MOSCOW (Reuters) - Russia will not agree to tougher sanctions against Iran over its nuclear program in exchange for a new nuclear arms cuts deal with Washington, Interfax news agency quoted a foreign ministry source as saying Tuesday.
Last week, U.S. President Barack Obama’s nuclear adviser suggested that progress on a U.S.-Russian nuclear arms pact could help persuade Moscow to be more cooperative on Iran.
“There are no reasons to link these issues or count on Russia being more cooperative in toughening sanctions against Iran if there is progress in talks with the United States on further cuts in strategic offensive weapons,” the source said.
Russia is negotiating a new nuclear arms cuts deal with the United States to replace the 1991 START-1 pact, which expires in December. It is also involved in international efforts to persuade Iran to give up its uranium enrichment program.
The sharp tone of the Russian comments contrasted with the positive mood that dominated last week during Obama’s visit to Moscow aimed at “resetting” thorny bilateral ties.
Obama and Russian President Dmitry Medvedev committed themselves during the talks to working on the new START pact despite outstanding disagreements over U.S. plans to deploy elements of an anti-missile system in Europe.
Obama has said that the European elements of the missile shield will not be needed if Iran halts what the West argues is a military program to create its own nuclear bomb.

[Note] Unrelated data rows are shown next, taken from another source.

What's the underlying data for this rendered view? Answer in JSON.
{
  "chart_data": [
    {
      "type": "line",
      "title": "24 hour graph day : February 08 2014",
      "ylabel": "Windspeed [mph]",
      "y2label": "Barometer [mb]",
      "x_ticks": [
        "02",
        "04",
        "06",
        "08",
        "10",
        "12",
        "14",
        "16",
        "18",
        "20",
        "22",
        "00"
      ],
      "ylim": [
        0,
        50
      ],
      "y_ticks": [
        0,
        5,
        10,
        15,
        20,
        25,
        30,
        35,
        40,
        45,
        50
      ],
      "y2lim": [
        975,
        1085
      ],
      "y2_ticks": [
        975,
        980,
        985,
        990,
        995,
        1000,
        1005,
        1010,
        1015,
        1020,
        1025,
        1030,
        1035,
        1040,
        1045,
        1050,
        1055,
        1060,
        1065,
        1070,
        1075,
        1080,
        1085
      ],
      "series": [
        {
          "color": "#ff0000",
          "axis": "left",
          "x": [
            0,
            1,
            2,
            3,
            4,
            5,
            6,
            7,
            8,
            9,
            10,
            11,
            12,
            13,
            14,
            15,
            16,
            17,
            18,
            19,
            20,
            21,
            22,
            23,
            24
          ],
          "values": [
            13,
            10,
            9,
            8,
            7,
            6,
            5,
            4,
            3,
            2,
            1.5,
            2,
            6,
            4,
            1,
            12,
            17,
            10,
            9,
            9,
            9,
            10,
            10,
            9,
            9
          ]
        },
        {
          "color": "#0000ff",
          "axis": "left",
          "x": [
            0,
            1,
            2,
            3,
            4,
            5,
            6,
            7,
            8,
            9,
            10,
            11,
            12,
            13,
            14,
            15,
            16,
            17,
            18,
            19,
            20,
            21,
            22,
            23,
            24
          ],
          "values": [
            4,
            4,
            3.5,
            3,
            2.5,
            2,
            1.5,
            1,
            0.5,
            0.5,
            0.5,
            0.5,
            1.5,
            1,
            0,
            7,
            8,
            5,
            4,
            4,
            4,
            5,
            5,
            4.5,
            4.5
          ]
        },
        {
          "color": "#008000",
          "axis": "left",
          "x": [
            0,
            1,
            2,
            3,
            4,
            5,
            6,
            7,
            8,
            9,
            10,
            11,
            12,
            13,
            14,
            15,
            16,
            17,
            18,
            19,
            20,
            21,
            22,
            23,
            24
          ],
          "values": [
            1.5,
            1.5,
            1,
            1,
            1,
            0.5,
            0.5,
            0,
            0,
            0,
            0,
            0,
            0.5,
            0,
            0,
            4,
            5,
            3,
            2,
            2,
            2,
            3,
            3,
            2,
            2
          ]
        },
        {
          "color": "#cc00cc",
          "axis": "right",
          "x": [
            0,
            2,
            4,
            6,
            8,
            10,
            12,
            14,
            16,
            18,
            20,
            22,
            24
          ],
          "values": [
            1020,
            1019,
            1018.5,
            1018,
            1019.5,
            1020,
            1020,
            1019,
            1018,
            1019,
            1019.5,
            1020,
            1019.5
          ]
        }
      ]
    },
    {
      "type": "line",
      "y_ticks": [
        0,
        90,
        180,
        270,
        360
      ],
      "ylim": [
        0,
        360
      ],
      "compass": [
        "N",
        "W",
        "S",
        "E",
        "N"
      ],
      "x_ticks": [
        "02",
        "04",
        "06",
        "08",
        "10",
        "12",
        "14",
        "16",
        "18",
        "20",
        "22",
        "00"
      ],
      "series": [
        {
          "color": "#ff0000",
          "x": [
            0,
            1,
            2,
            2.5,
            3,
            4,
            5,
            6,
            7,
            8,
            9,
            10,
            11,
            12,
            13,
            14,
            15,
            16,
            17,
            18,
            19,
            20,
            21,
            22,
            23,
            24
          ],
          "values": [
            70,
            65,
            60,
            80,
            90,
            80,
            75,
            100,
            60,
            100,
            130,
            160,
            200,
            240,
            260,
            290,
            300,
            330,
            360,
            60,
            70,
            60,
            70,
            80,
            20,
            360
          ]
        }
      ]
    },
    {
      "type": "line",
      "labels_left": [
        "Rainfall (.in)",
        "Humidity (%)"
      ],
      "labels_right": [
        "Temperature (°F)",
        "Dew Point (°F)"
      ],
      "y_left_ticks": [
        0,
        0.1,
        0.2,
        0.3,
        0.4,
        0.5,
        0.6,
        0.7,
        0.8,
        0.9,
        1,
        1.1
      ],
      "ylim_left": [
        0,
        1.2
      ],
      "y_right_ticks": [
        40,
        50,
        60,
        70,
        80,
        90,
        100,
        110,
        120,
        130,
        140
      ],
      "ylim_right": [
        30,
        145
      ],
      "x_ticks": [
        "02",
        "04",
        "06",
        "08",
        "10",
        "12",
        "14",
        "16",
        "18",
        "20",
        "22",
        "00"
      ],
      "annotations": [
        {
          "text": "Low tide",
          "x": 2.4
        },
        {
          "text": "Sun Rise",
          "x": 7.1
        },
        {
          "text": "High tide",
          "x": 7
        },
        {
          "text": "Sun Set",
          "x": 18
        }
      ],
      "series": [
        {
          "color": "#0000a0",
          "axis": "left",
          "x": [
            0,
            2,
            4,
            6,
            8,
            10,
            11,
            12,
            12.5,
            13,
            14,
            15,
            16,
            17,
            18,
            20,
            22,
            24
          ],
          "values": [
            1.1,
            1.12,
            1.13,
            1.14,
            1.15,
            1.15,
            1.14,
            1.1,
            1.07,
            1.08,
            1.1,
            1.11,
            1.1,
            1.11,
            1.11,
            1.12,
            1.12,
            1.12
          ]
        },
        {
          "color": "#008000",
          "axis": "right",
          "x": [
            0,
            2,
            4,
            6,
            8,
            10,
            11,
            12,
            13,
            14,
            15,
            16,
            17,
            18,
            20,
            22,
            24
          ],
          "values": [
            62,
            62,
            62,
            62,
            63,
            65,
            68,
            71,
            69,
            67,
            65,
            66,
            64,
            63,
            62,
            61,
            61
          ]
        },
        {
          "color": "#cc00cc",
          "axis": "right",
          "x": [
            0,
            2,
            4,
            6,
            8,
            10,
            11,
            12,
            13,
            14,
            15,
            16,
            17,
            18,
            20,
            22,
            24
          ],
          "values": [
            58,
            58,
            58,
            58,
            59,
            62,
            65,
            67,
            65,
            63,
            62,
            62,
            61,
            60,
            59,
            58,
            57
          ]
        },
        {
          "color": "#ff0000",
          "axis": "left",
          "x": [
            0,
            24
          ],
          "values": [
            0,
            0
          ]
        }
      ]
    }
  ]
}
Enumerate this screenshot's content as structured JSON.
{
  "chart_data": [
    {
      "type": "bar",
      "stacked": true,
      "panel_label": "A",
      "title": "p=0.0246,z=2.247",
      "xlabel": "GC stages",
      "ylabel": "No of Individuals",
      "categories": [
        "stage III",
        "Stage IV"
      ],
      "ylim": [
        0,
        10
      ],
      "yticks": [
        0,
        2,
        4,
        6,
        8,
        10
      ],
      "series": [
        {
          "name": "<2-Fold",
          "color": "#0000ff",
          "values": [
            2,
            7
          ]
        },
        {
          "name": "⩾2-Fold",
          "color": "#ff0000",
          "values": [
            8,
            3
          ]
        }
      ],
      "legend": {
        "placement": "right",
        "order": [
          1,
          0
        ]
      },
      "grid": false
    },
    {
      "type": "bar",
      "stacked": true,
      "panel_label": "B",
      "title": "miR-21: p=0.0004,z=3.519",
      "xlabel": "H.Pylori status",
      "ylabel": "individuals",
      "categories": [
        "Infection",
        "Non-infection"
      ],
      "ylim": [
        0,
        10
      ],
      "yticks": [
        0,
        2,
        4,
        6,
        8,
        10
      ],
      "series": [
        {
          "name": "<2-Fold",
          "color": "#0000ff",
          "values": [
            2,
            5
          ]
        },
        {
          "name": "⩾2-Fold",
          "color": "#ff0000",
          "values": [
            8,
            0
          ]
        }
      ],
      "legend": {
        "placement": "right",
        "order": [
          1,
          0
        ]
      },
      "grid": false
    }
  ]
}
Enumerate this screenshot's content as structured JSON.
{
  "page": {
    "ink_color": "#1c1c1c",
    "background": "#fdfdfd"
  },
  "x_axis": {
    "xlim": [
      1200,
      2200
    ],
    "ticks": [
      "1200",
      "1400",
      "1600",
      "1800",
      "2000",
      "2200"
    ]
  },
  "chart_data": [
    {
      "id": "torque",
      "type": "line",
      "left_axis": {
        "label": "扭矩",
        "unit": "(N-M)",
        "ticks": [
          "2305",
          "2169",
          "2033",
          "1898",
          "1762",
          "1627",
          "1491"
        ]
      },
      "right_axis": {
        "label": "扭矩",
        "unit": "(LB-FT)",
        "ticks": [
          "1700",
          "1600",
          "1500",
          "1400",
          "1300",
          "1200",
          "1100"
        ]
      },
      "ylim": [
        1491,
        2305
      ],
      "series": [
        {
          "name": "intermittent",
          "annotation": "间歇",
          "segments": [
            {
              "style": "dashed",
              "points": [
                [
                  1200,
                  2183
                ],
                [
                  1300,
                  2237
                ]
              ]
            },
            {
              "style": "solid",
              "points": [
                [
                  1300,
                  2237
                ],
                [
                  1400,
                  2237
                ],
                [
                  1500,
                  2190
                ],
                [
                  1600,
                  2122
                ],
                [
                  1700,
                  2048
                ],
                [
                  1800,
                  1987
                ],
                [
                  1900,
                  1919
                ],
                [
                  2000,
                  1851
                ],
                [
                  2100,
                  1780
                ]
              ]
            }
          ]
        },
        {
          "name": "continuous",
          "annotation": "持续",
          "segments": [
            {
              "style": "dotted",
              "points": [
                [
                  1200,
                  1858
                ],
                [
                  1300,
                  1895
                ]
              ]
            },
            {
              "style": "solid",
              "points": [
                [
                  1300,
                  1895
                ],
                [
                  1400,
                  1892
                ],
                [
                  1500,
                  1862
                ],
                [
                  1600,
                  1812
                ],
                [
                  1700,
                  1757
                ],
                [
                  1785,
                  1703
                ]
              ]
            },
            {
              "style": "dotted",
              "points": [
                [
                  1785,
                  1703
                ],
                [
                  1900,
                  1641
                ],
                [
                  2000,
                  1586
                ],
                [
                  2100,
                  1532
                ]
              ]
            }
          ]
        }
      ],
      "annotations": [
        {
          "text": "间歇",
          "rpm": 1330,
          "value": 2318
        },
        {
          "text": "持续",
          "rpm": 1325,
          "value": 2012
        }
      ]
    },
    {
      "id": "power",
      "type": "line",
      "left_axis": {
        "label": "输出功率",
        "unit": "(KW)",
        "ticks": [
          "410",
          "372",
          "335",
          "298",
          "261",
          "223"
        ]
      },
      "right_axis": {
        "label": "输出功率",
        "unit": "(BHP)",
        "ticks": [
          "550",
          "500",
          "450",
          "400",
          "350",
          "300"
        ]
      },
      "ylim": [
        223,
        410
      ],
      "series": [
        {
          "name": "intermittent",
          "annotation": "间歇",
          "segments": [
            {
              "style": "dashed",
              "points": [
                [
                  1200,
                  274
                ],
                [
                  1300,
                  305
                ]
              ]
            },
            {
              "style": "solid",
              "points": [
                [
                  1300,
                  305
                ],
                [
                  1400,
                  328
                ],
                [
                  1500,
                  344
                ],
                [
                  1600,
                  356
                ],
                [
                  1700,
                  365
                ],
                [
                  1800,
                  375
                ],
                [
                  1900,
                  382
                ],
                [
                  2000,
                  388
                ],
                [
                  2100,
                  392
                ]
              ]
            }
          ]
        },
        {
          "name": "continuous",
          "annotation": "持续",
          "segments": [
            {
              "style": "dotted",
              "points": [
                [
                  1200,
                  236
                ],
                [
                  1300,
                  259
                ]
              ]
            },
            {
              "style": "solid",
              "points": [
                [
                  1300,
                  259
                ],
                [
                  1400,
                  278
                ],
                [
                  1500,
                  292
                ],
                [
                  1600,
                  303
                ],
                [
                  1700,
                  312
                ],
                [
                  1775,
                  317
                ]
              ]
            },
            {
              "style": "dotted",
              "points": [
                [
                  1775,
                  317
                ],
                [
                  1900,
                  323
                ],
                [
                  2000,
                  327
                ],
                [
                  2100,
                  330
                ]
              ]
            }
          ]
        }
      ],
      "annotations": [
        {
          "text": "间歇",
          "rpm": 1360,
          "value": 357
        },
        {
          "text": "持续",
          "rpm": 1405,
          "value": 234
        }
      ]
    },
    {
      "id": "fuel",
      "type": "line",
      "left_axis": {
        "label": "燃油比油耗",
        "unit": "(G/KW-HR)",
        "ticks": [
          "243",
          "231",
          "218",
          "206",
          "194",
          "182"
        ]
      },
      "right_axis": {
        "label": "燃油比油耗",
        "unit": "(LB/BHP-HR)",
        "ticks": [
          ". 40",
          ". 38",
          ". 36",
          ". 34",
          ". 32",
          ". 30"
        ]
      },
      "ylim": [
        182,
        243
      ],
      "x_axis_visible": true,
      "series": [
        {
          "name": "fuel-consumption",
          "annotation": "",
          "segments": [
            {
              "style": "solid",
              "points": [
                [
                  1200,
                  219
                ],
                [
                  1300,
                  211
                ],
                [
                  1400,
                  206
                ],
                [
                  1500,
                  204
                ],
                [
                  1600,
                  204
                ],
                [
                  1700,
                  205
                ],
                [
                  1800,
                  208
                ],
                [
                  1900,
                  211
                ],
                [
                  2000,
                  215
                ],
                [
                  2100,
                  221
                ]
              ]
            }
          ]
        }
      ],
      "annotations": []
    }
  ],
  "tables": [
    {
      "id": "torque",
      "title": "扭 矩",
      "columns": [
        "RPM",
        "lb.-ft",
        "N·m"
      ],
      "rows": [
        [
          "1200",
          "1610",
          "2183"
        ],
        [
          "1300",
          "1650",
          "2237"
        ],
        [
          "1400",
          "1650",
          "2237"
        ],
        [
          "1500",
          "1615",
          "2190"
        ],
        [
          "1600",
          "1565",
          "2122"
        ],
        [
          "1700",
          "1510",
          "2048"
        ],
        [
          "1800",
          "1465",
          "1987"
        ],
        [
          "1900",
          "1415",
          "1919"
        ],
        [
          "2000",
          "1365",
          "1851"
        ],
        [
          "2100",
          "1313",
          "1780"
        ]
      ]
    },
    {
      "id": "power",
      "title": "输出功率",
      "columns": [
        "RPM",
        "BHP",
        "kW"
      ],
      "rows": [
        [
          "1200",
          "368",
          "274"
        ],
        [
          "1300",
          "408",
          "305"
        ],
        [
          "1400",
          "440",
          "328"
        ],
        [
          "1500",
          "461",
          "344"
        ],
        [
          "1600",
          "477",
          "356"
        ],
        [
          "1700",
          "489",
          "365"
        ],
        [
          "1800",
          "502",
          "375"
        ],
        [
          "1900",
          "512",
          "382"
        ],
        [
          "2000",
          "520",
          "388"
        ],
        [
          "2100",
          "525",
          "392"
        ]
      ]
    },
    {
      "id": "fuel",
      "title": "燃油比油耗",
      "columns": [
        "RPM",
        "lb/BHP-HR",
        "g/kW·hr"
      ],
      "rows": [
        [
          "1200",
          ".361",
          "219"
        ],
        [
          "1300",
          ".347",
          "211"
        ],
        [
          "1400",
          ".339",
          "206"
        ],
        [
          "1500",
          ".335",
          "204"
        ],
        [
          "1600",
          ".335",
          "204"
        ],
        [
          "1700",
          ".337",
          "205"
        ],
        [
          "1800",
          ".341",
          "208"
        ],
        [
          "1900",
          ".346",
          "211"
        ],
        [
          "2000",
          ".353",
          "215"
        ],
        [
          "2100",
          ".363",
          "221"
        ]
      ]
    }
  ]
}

Russia, a veto-wielding permanent member of the U.N. Security Council, has been reluctant to allow strong sanctions against Iran and has praised Obama for promising to pursue direct dialogue with Iranian leaders.
Obama’s special assistant for arms control, Gary Samore, made his comments about the potential for a change in Russia’s stance at London’s International Institute for Strategic Studies last week.
“If we make concessions on strategic nuclear issues the Russians are much more willing to be cooperative when it comes to Iran,” Samore told experts.
A Kremlin source told Reuters that the exchange of remarks over START and Iran did not indicate any change in the overall atmosphere of Russia-U.S. contacts.
“It was nothing more than an exchange of remarks over a specific suggestion,” the source said.